As the wheel turns, it should be no surprise, therefore, to see realist modes of painting come back into view. And it is an utter delight to now see the techniques of the ‘Old Italian Masters’ being salvaged and explored by a new generation of Italian painters. They are the ‘New Italian Masters’ and four of them are outstanding: Nicola Samori, Agostino Arrivabene, Roberto Ferri and Alessandro Sicioldr. 

What the ‘New Italian Masters’ share is an active exploration of Renaissance, pre-Renaissance and Baroque methods, techniques and sensibilities. They are excavators of old knowledge, revitalising techniques such as ‘tempera grassa’ and supports such as copper, wood and stone. As craftsmen they have more in common with each other than other painters, and for these painters the exploration of their craft is everything.
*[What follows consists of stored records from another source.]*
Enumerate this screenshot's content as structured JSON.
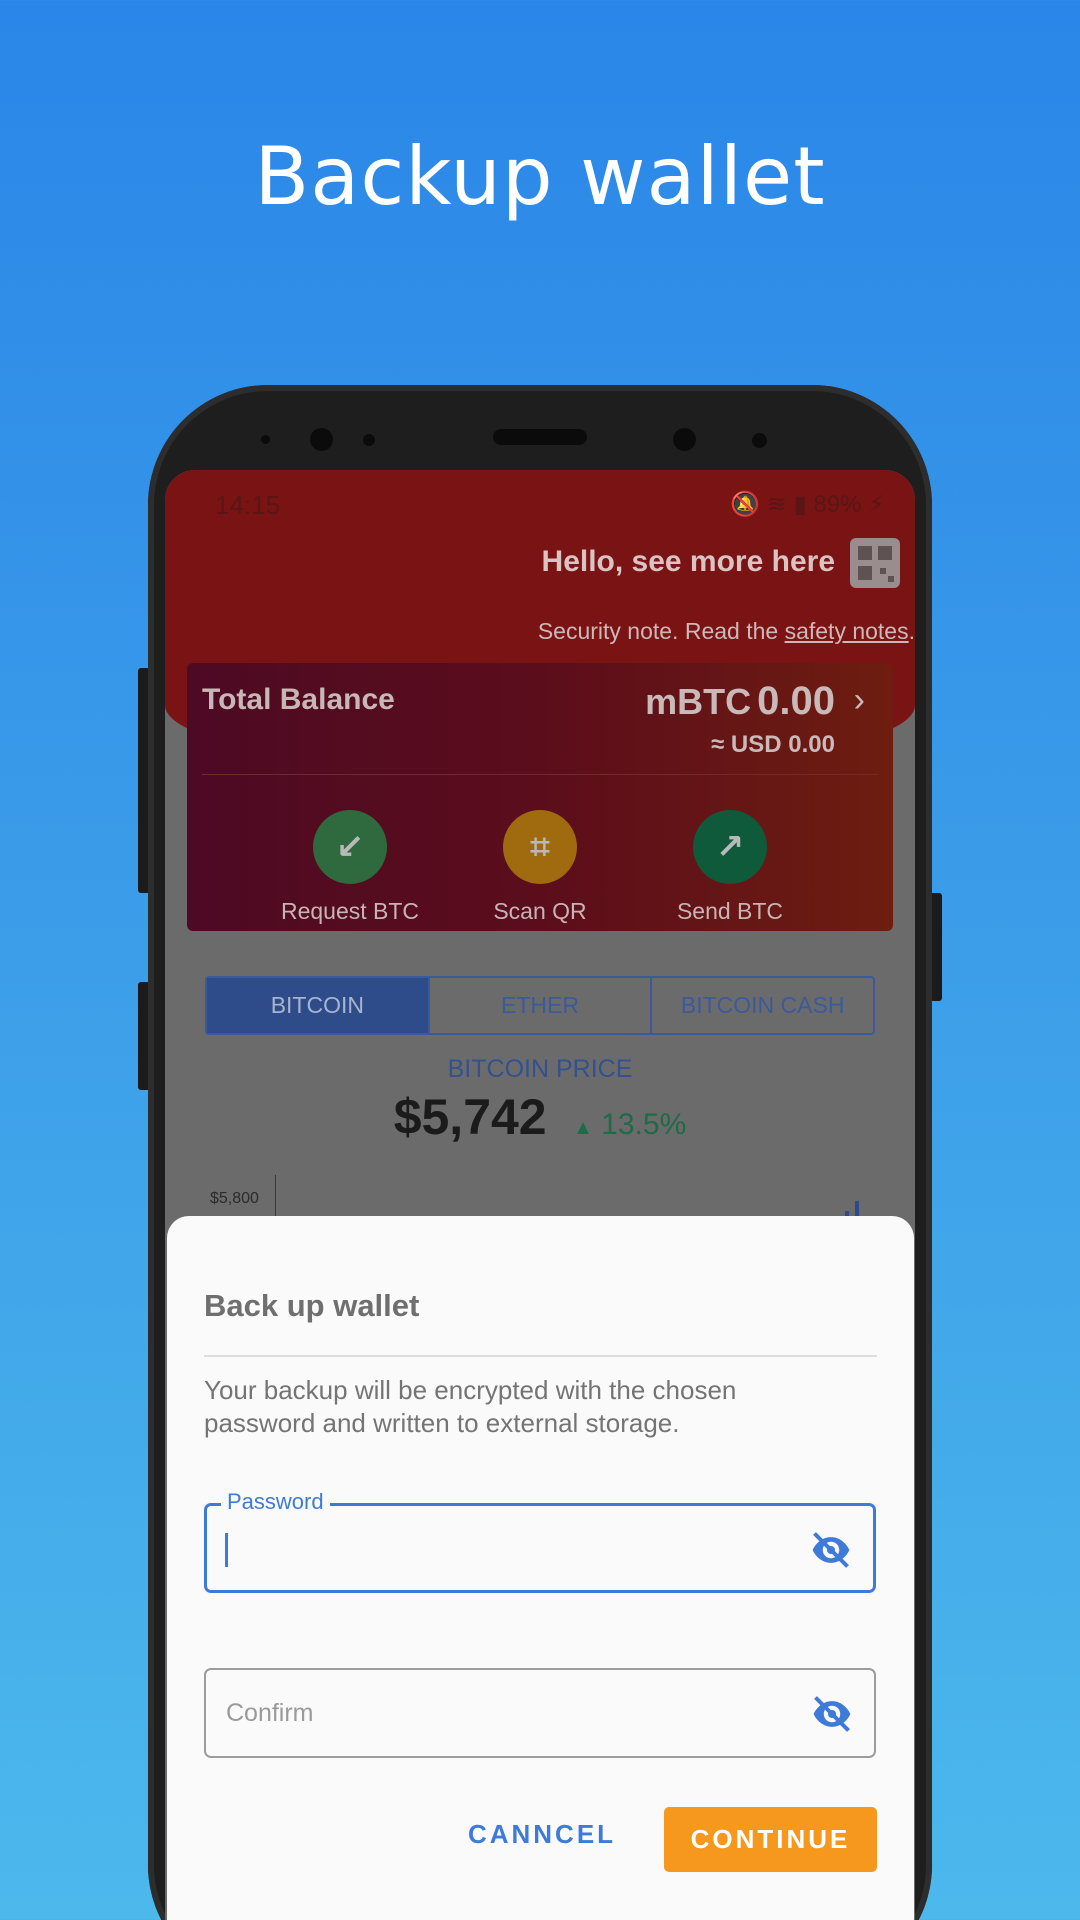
{
  "promo": {
    "title": "Backup wallet"
  },
  "status_bar": {
    "time": "14:15",
    "battery": "89%"
  },
  "header": {
    "greeting": "Hello, see more here",
    "security_prefix": "Security note. Read the ",
    "security_link": "safety notes",
    "security_suffix": "."
  },
  "balance": {
    "label": "Total Balance",
    "unit": "mBTC",
    "value": "0.00",
    "usd_prefix": "≈ USD",
    "usd_value": "0.00"
  },
  "actions": [
    {
      "label": "Request BTC",
      "icon": "arrow-down-left-icon",
      "color": "#2e6a3e"
    },
    {
      "label": "Scan QR",
      "icon": "qr-scan-icon",
      "color": "#a06a0e"
    },
    {
      "label": "Send BTC",
      "icon": "arrow-up-right-icon",
      "color": "#0e5a3b"
    }
  ],
  "tabs": [
    {
      "label": "BITCOIN",
      "active": true
    },
    {
      "label": "ETHER",
      "active": false
    },
    {
      "label": "BITCOIN CASH",
      "active": false
    }
  ],
  "price": {
    "label": "BITCOIN PRICE",
    "value": "$5,742",
    "change": "13.5%",
    "change_icon": "triangle-up-icon"
  },
  "chart": {
    "tick": "$5,800"
  },
  "dialog": {
    "title": "Back up wallet",
    "description": "Your backup will be encrypted with the chosen password and written to external storage.",
    "password_label": "Password",
    "confirm_placeholder": "Confirm",
    "cancel_label": "CANNCEL",
    "continue_label": "CONTINUE"
  },
  "colors": {
    "accent": "#3e7bd9",
    "continue": "#f6981d",
    "background_top": "#2a86e8",
    "background_bottom": "#4cb8ec"
  }
}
Even as they revitalise ‘old master’ techniques and approaches, the ‘New Italian Masters’ are both like and unlike their forebears. By turns visionary, surreal, corporeal and postmodern, they carry the weight of a history embedded with transformation, on the one hand, and a loss of belief on the other. They inherit a culture which has largely lost belief in – or knowledge of – the painted image, just as it has lost belief in Christianity. 

The work of Nicola Samori (b.1977), who is now considered a leader in contemporary European painting, hovers between belief and disbelief in the painted image. His typical approach is to recreate a Baroque masterpiece (in many cases paintings by Jusepe de Ribera), then ‘flay’ the painting by  carefully cutting and ‘skinning’ the layers of oil until a portion of it is left hanging, like a skin, from what remains. The visceral power of Samori’s work relies on his breathtaking rendering of the work of past masters. It is the incredible beauty of his rendering which makes the ‘flaying’ of his paint so shocking. 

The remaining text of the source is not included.